Una parola che invece le piace?
Stile: un concetto che può essere applicato a un lasso temporale ampio, persino infinito. Esattamente l’opposto di trend, che mi suggerisce qualcosa che è destinato a morire.
In questo momento ci troviamo al Boot di Düsseldorf, un salone sicuramente molto importante per misurare su larga scala lo stato dell’arte. Che cosa osserva girando per i padiglioni? Cos’è che le piace o non le piace?

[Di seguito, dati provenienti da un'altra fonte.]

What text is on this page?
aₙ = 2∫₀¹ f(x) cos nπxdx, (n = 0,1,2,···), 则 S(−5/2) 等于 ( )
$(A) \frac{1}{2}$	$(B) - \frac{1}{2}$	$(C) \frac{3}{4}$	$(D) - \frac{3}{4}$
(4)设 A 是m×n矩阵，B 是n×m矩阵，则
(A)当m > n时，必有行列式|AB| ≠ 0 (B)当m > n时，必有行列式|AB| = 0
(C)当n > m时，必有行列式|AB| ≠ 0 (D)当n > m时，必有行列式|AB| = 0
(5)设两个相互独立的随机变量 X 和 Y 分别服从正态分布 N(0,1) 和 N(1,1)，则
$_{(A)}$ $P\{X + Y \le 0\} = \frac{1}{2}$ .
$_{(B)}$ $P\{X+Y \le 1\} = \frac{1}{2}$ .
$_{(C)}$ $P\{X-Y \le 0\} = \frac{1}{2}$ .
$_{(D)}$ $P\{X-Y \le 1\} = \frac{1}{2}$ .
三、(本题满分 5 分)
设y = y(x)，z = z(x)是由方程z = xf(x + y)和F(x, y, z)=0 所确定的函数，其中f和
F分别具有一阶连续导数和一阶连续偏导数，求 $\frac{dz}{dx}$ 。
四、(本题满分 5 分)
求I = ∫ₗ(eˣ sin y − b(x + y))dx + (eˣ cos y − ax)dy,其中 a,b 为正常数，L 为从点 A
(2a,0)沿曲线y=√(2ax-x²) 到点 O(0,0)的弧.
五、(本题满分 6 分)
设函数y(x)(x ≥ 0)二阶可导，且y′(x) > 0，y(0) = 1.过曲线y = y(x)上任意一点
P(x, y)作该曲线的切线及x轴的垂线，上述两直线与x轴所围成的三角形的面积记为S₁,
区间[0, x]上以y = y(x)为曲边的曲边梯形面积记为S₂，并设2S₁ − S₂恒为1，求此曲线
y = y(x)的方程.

Corro il rischio di ripetermi dicendo che pure in questo ho preso tanto dai miei genitori. Ai tempi in cui non c’erano i siti Internet, gli smartphone, le chiavette Usb, li vedevi girare in continuazione, prendere misure, scattare foto, recuperare tutto il materiale possibile. Tornavano a casa con buste stracolme di dépliant. Ecco, io faccio la stessa cosa ma con gli strumenti di adesso. Le grandi fiere come questa costituiscono per noi la possibilità di capire in breve tempo che cosa sta succedendo nel mondo della progettazione. E di questo salone, in particolare, adoro la possibilità di salire sulla balconata del padiglione 6 e guardare dall’alto le barche più grandi da diversi punti di vista: per esempio, tutti i fly di quel determinato cantiere, per capire che direzione sta prendendo.
E che direzione sta prendendo Bernardo Zuccon?

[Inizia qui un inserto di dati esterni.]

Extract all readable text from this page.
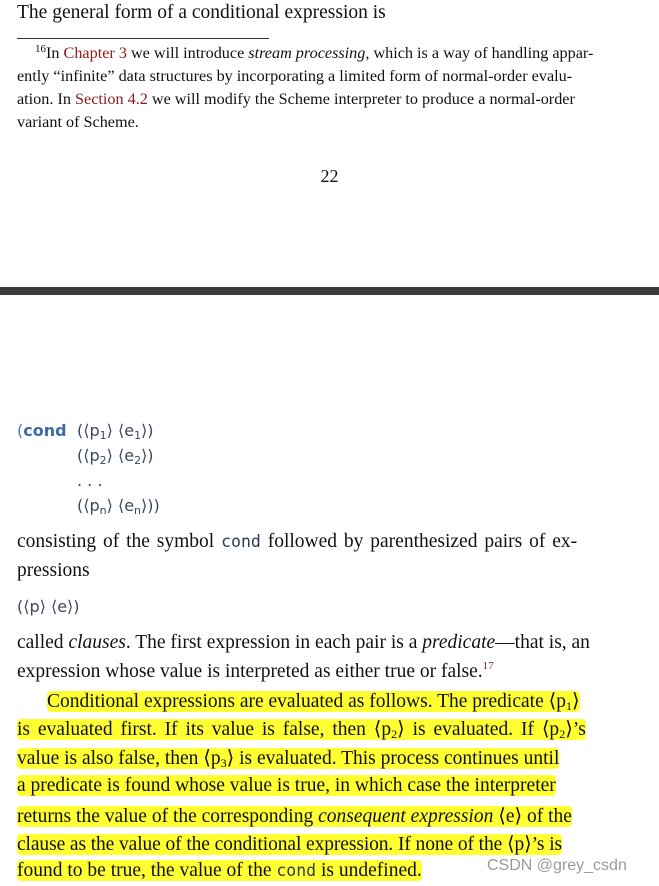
The general form of a conditional expression is
$^{16}$In Chapter 3 we will introduce stream processing, which is a way of handling appar-
ently “infinite” data structures by incorporating a limited form of normal-order evalu-
ation. In Section 4.2 we will modify the Scheme interpreter to produce a normal-order
variant of Scheme.
22
(cond ($⟨p_1⟩$ $⟨e_1⟩$)
($⟨p_2⟩$ $⟨e_2⟩$)
. . .
($⟨p_n⟩$ $⟨e_n⟩$))
consisting of the symbol cond followed by parenthesized pairs of ex-
pressions
(⟨p⟩ ⟨e⟩)
called clauses. The first expression in each pair is a predicate—that is, an
expression whose value is interpreted as either true or false.$^{17}$
Conditional expressions are evaluated as follows. The predicate ⟨p1⟩
is evaluated first. If its value is false, then ⟨p2⟩ is evaluated. If ⟨p2⟩’s
value is also false, then ⟨p3⟩ is evaluated. This process continues until
a predicate is found whose value is true, in which case the interpreter
returns the value of the corresponding consequent expression ⟨e⟩ of the
clause as the value of the conditional expression. If none of the ⟨p⟩’s is
found to be true, the value of the cond is undefined.	CSDN @grey_csdn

Mi permetta di risponderle in un modo che può suonare un po’ pomposo: sto seguendo un ‘percorso di sperimentazione tipologica’. Vede, una delle cose che più mi hanno appassionato nel corso dei miei di studi di architettura è stato il concetto di tipologia abitativa, cioè il fatto che un luogo – come per esempio la casa – possa essere interpretato secondo diverse modalità: la casa a schiera, la casa a torre, la casa a patio eccetera. Sempre di casa si tratta, ma secondo diverse sfumature. Penso che, a parte alcuni temi scontati, come quello della sostenibilità e dell’approccio ecologico, a dover essere applicato nella nautica dovrebbe essere proprio questo concetto. E, infatti, è esattamente quel che stiamo facendo nel nostro studio: proviamo cioè ad alterare gli equilibri di un disegno per capire quali diverse sfumature se ne possano ricavare. Prodotti tipici di questo nostro approccio sono i Sanlorenzo SL 96 e 102, dove l’alterazione è costituita appunto dalla asimmetria.
Un’alterazione che, in questo caso, non si traduce soltanto in termini di metri quadrati.

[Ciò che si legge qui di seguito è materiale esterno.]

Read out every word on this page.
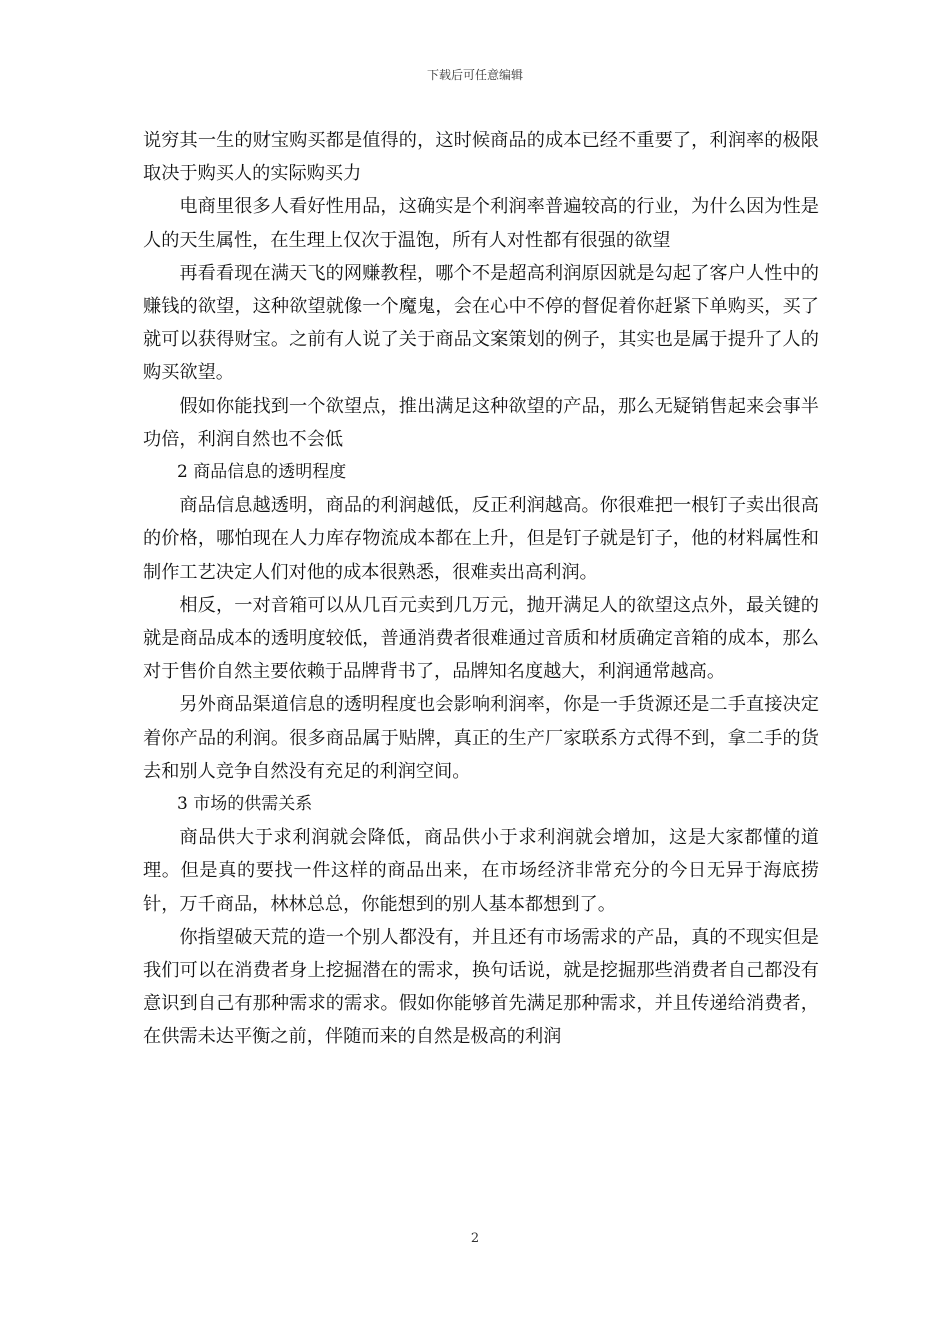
下载后可任意编辑

说穷其一生的财宝购买都是值得的，这时候商品的成本已经不重要了，利润率的极限取决于购买人的实际购买力

电商里很多人看好性用品，这确实是个利润率普遍较高的行业，为什么因为性是人的天生属性，在生理上仅次于温饱，所有人对性都有很强的欲望

再看看现在满天飞的网赚教程，哪个不是超高利润原因就是勾起了客户人性中的赚钱的欲望，这种欲望就像一个魔鬼，会在心中不停的督促着你赶紧下单购买，买了就可以获得财宝。之前有人说了关于商品文案策划的例子，其实也是属于提升了人的购买欲望。

假如你能找到一个欲望点，推出满足这种欲望的产品，那么无疑销售起来会事半功倍，利润自然也不会低

2 商品信息的透明程度

商品信息越透明，商品的利润越低，反正利润越高。你很难把一根钉子卖出很高的价格，哪怕现在人力库存物流成本都在上升，但是钉子就是钉子，他的材料属性和制作工艺决定人们对他的成本很熟悉，很难卖出高利润。

相反，一对音箱可以从几百元卖到几万元，抛开满足人的欲望这点外，最关键的就是商品成本的透明度较低，普通消费者很难通过音质和材质确定音箱的成本，那么对于售价自然主要依赖于品牌背书了，品牌知名度越大，利润通常越高。

另外商品渠道信息的透明程度也会影响利润率，你是一手货源还是二手直接决定着你产品的利润。很多商品属于贴牌，真正的生产厂家联系方式得不到，拿二手的货去和别人竞争自然没有充足的利润空间。

3 市场的供需关系

商品供大于求利润就会降低，商品供小于求利润就会增加，这是大家都懂的道理。但是真的要找一件这样的商品出来，在市场经济非常充分的今日无异于海底捞针，万千商品，林林总总，你能想到的别人基本都想到了。

你指望破天荒的造一个别人都没有，并且还有市场需求的产品，真的不现实但是我们可以在消费者身上挖掘潜在的需求，换句话说，就是挖掘那些消费者自己都没有意识到自己有那种需求的需求。假如你能够首先满足那种需求，并且传递给消费者，在供需未达平衡之前，伴随而来的自然是极高的利润

2
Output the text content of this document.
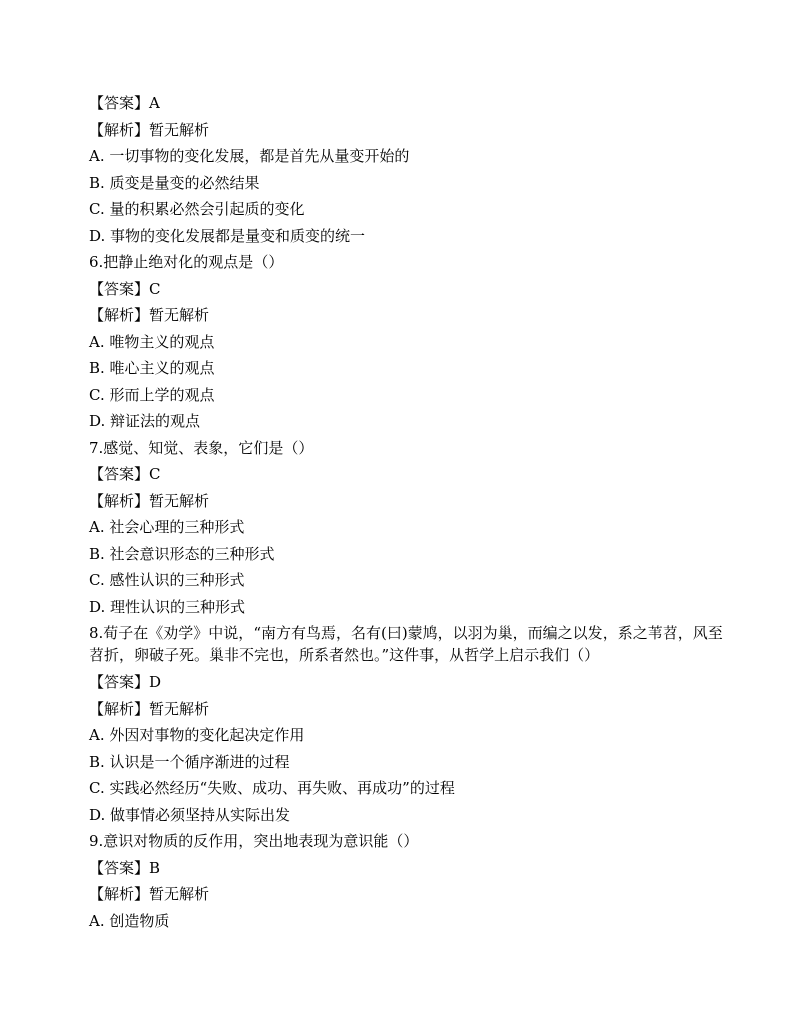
【答案】A

【解析】暂无解析

A. 一切事物的变化发展，都是首先从量变开始的

B. 质变是量变的必然结果

C. 量的积累必然会引起质的变化

D. 事物的变化发展都是量变和质变的统一

6.把静止绝对化的观点是（）

【答案】C

【解析】暂无解析

A. 唯物主义的观点

B. 唯心主义的观点

C. 形而上学的观点

D. 辩证法的观点

7.感觉、知觉、表象，它们是（）

【答案】C

【解析】暂无解析

A. 社会心理的三种形式

B. 社会意识形态的三种形式

C. 感性认识的三种形式

D. 理性认识的三种形式

8.荀子在《劝学》中说，“南方有鸟焉，名有(曰)蒙鸠，以羽为巢，而编之以发，系之苇苕，风至苕折，卵破子死。巢非不完也，所系者然也。”这件事，从哲学上启示我们（）

【答案】D

【解析】暂无解析

A. 外因对事物的变化起决定作用

B. 认识是一个循序渐进的过程

C. 实践必然经历“失败、成功、再失败、再成功”的过程

D. 做事情必须坚持从实际出发

9.意识对物质的反作用，突出地表现为意识能（）

【答案】B

【解析】暂无解析

A. 创造物质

Esattamente. Infatti quasi mi dispiace quando sento magnificare lo ‘spazio in più’ consentito da questa impostazione. In realtà, il risultato ottenuto è molto più profondo e complesso. Se sali a bordo di una barca tradizionale e ti metti sull’asse di simmetria, guardando a destra e poi a sinistra hai un’esperienza sensoriale pressoché identica. Questo perché, a prescindere da tutti gli orpelli (arredi, decor eccetera), la tua distanza da quello che è il genius loci, il mare, è la stessa: sia da una parte sia dall’altra, tu guardi attraverso un vetro che sarà più o meno alto, poi vedi una falchetta, un’impavesata, un capodibanda e poi l’acqua.
Se invece sali su un impianto asimmetrico, come per esempio, quello dell’SL 96, la prima cosa che noti – e che suggerisco sempre di sottolineare – è che se tu guardi a destra vedi un tipo di articolazione dello spazio che toglie un po’ di volumetria all’interno per consentire la presenza di un passavanti che serve alla movimentazione necessaria alla gestione e alla fruizione della barca; se guardi a sinistra, invece, percepisci immediatamente una distanza dal mare più ravvicinata, poiché l’ambiente si spinge fino alla murata. Questo rende l’esperienza a bordo molto più dinamica e, spero, anche più emozionale.
E poi c’è il tema della gerarchia degli ambienti.
Infatti mi sono chiesto: come posso valorizzare al massimo gli spazi riservati all’armatore, anche in termini di privacy? Come posso creare a bordo un’alterazione dei flussi per fare in modo che, per esempio, il proprietario possa uscire dalla sua cabina completamente svestito per andare a fare il bagno nudo, senza dover stare attento se lungo quel percorso incontra qualcuno? Ci abbiamo studiato parecchio e, alla fine, abbiamo trovato le soluzioni. Non ultima, quella di un cancelletto sul passavanti, che, quando è chiuso, sta a significare inequivocabilmente ‘non datemi fastidio’. Tutto questo, senza creare alcun problema di mobilità per gli altri ospiti o per l’equipaggio.
Stiamo parlando di modelli decisamente coraggiosi che, come pure il vostro Bluegame BGX70, rientrano tutti nell’orbita dei cantieri Sanlorenzo. Non è un caso, evidentemente.
Infatti non è un caso. Penso di essere molto fortunato a lavorare per questo cantiere, perché tra il progettare tipologie diverse per brand diversi e progettare tipologie diverse per un unico brand, scelgo questa seconda opzione per tutta la vita. E il fatto che Sanlorenzo ci abbia dato fiducia su tutti i prodotti (stiamo facendo la vetroresina, il metallo eccetera) ci fa sentire una responsabilità gigantesca. Ma poi c’è il fatto che, lavorando tutti i giorni con le stesse persone, viene a crearsi un legame collettivo quasi viscerale che risulta fondamentale ai fini del raggiungimento del risultato. Le dirò che mi capita pure di prendere qualche bonaria lavata di testa dai capibarca, che magari sono alle prese con la realizzazione di un disegno complicato. Dunque, per me non è soltanto usare la matita e disegnare. È tutto un contesto, una quotidianità, un intreccio di rapporti umani, come in un’orchestra.

Lei dice ‘orchestra’ e a me viene in mente quando, guardandovi insieme, come famiglia Zuccon, vi definivo ‘i Fab Four’ dell’architettura nautica. Le andrebbe di concludere questa intervista raccontando ancora qualcosa di quella band?
Come può immaginare, questa è una domanda che genera molta emozione. Pensi che in studio c’è una scrivania che è sempre lì, che non è stata mai toccata. Sopra ci sono ancora gli appunti di quel giorno in cui mamma aveva deciso di tornare perché assolutamente voleva lavorare. Ma vedevo che era affaticata. Ebbene, per me lei è ancora lì. La sento lavorare, la sento dialogare con noi. Se ho bisogno di un consiglio o di un parere, so che mio padre è pronto a darmelo, ma se non mi basta mi avvicino a quella scrivania e ascolto lei.
Mi piace molto questo suo paragone con una band, perché penso davvero che noi siamo quelli che suonano per accompagnare quella voce, cercando di dare il migliore sfondo possibile a quella melodia. Poi non so dirle se all’interno del gruppo io sono il chitarrista o il batterista. So solo che lei è la voce.